La collecte laitière atteint un pic inédit depuis 2021

Après plusieurs années marquées par des tensions sur les volumes, la dynamique de production laitière française confirme un net rebond. En mars 2026, la collecte de lait de vache franchit un cap symbolique, atteignant son plus haut niveau pour un mois de mars depuis 2021.

Avec 2,17 milliards de litres collectés, la production de lait de vache progresse de 5,3 % par rapport à mars 2025. Cette hausse s’inscrit dans une tendance déjà observée depuis le début de l’année : sur le premier trimestre, la collecte affiche une progression de 5,9 %. Cette dynamique concerne l’ensemble des filières. La structuration qualitative de la collecte reste relativement stable. Le lait biologique représente 4,8 % des volumes, tandis que les laits sous signes officiels de qualité (AOP/IGP) atteignent 15,4 %.

Un décrochage du prix du lait conventionnel

Cette reprise des volumes s’accompagne toutefois d’un retournement du marché. En mars 2026, le prix du lait de vache conventionnel à teneurs réelles s’établit à 448,8 €/1 000 litres, en recul de 9,9 % sur un an, soit une baisse de près de 50 €/1 000 litres. À l’inverse, le lait biologique poursuit sa trajectoire haussière. Son prix atteint 529,8 €/1 000 litres, en progression de 2,5 % sur un an, même s’il accuse un repli par rapport au mois précédent. L’écart entre les deux segments se creuse désormais nettement, dépassant 80 €/1 000 litres. Ce contraste illustre une segmentation de plus en plus marquée du marché, entre un conventionnel sensible à la pression des volumes et un bio encore soutenu par une offre plus limitée.

Une dynamique européenne également orientée à la hausse

La tendance française s’inscrit dans un mouvement plus large à l’échelle européenne. En février 2026, la collecte de lait de vache dans l’Union européenne progresse de 5,0 % sur un an. Certains pays se distinguent particulièrement, à commencer par l’Italie (+9,1 %) et l’Allemagne (+6,7 %). La France (+6,5 %) et l’Irlande (+6,0 %) affichent également des hausses significatives.

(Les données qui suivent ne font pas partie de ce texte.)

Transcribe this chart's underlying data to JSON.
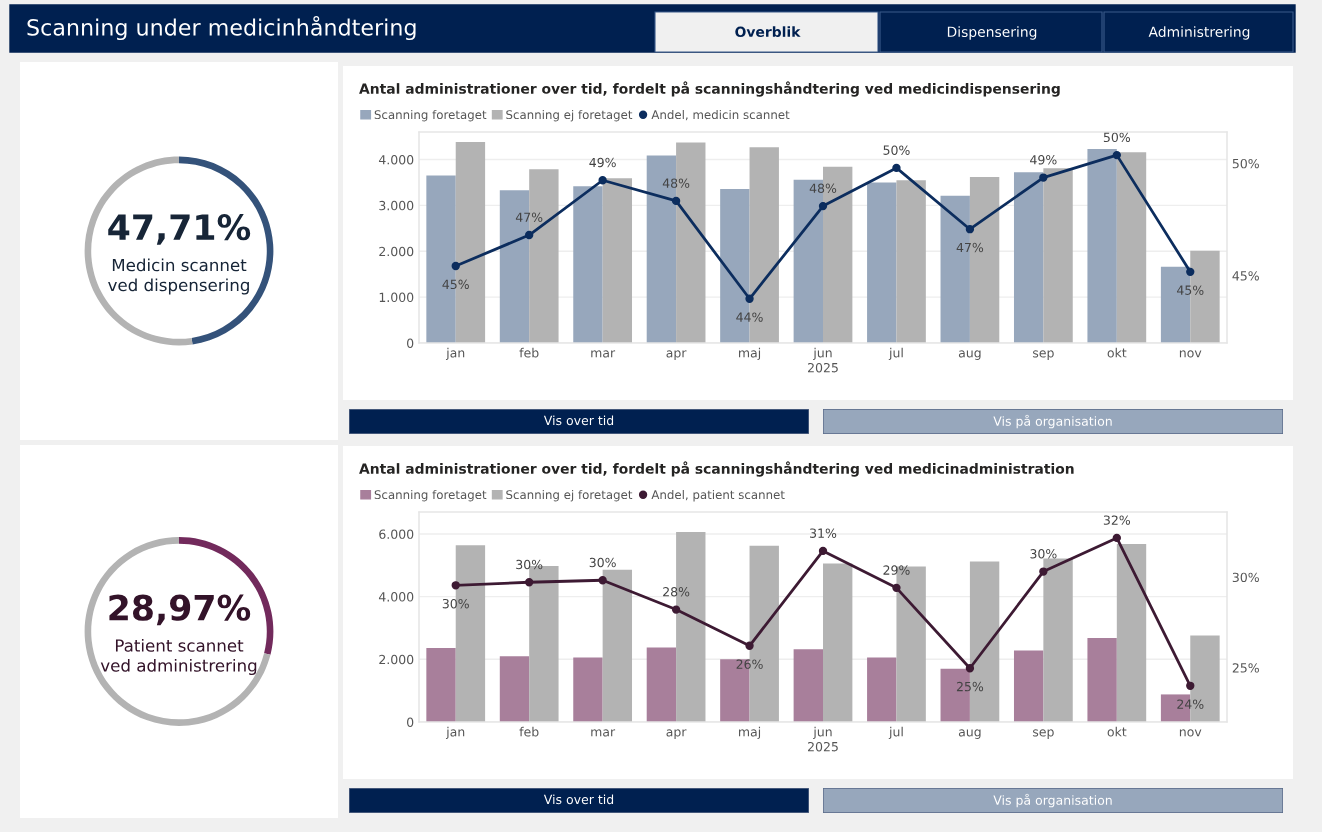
{
  "chart_data": [
    {
      "type": "other",
      "title": "Scanning under medicinhåndtering",
      "annotations": [
        "Overblik",
        "Dispensering",
        "Administrering"
      ]
    },
    {
      "type": "donut",
      "categories": [
        null,
        null
      ],
      "values": [
        47.71,
        52.29
      ],
      "colors": [
        "#34527a",
        "#b3b3b3"
      ],
      "value_labels": [
        "47,71%",
        null
      ],
      "annotations": [
        "Medicin scannet\nved dispensering"
      ]
    },
    {
      "type": "bar",
      "title": "Antal administrationer over tid, fordelt på scanningshåndtering ved medicindispensering",
      "xlabel": "2025",
      "categories": [
        "jan",
        "feb",
        "mar",
        "apr",
        "maj",
        "jun",
        "jul",
        "aug",
        "sep",
        "okt",
        "nov"
      ],
      "series": [
        {
          "name": "Scanning foretaget",
          "color": "#97a7bc",
          "values": [
            3650,
            3330,
            3420,
            4090,
            3360,
            3560,
            3500,
            3210,
            3720,
            4230,
            1660
          ]
        },
        {
          "name": "Scanning ej foretaget",
          "color": "#b3b3b3",
          "values": [
            4380,
            3790,
            3590,
            4370,
            4270,
            3840,
            3550,
            3620,
            3810,
            4160,
            2010
          ]
        },
        {
          "name": "Andel, medicin scannet",
          "type": "line",
          "axis": "y2",
          "color": "#0c2d5e",
          "values": [
            45.43,
            46.81,
            49.25,
            48.33,
            43.97,
            48.1,
            49.8,
            47.07,
            49.37,
            50.37,
            45.17
          ],
          "value_labels": [
            "45%",
            "47%",
            "49%",
            "48%",
            "44%",
            "48%",
            "50%",
            "47%",
            "49%",
            "50%",
            "45%"
          ]
        }
      ],
      "ylim": [
        0,
        4600
      ],
      "yticks": [
        {
          "value": 0,
          "label": "0"
        },
        {
          "value": 1000,
          "label": "1.000"
        },
        {
          "value": 2000,
          "label": "2.000"
        },
        {
          "value": 3000,
          "label": "3.000"
        },
        {
          "value": 4000,
          "label": "4.000"
        }
      ],
      "y2lim": [
        42.0,
        51.4
      ],
      "y2ticks": [
        {
          "value": 45,
          "label": "45%"
        },
        {
          "value": 50,
          "label": "50%"
        }
      ],
      "grid": "y",
      "legend": "top left",
      "marker": "circle",
      "line_style": "solid",
      "annotations": [
        "Vis over tid",
        "Vis på organisation"
      ]
    },
    {
      "type": "donut",
      "categories": [
        null,
        null
      ],
      "values": [
        28.97,
        71.03
      ],
      "colors": [
        "#722a5c",
        "#b3b3b3"
      ],
      "value_labels": [
        "28,97%",
        null
      ],
      "annotations": [
        "Patient scannet\nved administrering"
      ]
    },
    {
      "type": "bar",
      "title": "Antal administrationer over tid, fordelt på scanningshåndtering ved medicinadministration",
      "xlabel": "2025",
      "categories": [
        "jan",
        "feb",
        "mar",
        "apr",
        "maj",
        "jun",
        "jul",
        "aug",
        "sep",
        "okt",
        "nov"
      ],
      "series": [
        {
          "name": "Scanning foretaget",
          "color": "#a87f9b",
          "values": [
            2360,
            2100,
            2060,
            2380,
            2000,
            2320,
            2060,
            1700,
            2280,
            2680,
            880
          ]
        },
        {
          "name": "Scanning ej foretaget",
          "color": "#b3b3b3",
          "values": [
            5640,
            4980,
            4860,
            6060,
            5620,
            5060,
            4960,
            5120,
            5220,
            5680,
            2760
          ]
        },
        {
          "name": "Andel, patient scannet",
          "type": "line",
          "axis": "y2",
          "color": "#3d1a33",
          "values": [
            29.55,
            29.72,
            29.83,
            28.21,
            26.21,
            31.45,
            29.41,
            24.97,
            30.31,
            32.17,
            24.0
          ],
          "value_labels": [
            "30%",
            "30%",
            "30%",
            "28%",
            "26%",
            "31%",
            "29%",
            "25%",
            "30%",
            "32%",
            "24%"
          ]
        }
      ],
      "ylim": [
        0,
        6700
      ],
      "yticks": [
        {
          "value": 0,
          "label": "0"
        },
        {
          "value": 2000,
          "label": "2.000"
        },
        {
          "value": 4000,
          "label": "4.000"
        },
        {
          "value": 6000,
          "label": "6.000"
        }
      ],
      "y2lim": [
        22.0,
        33.6
      ],
      "y2ticks": [
        {
          "value": 25,
          "label": "25%"
        },
        {
          "value": 30,
          "label": "30%"
        }
      ],
      "grid": "y",
      "legend": "top left",
      "marker": "circle",
      "line_style": "solid",
      "annotations": [
        "Vis over tid",
        "Vis på organisation"
      ]
    }
  ]
}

Cette augmentation généralisée des volumes contribue à peser sur les marchés, notamment sur les prix du lait conventionnel.

Des fabrications en hausse, tirées par les produits industriels

En aval, l’activité de transformation reflète cette reprise de la collecte. En mars 2026, la plupart des fabrications de produits laitiers progressent sur un an. Les hausses les plus marquées concernent :

  • les matières grasses (+15,0 %), dont le beurre (+13,9 %),
  • le lait écrémé en poudre (+14,1 %),
  • les yaourts et desserts lactés (+7,7 %),
  • ainsi que le séchage de poudre de lait (+7,8 %).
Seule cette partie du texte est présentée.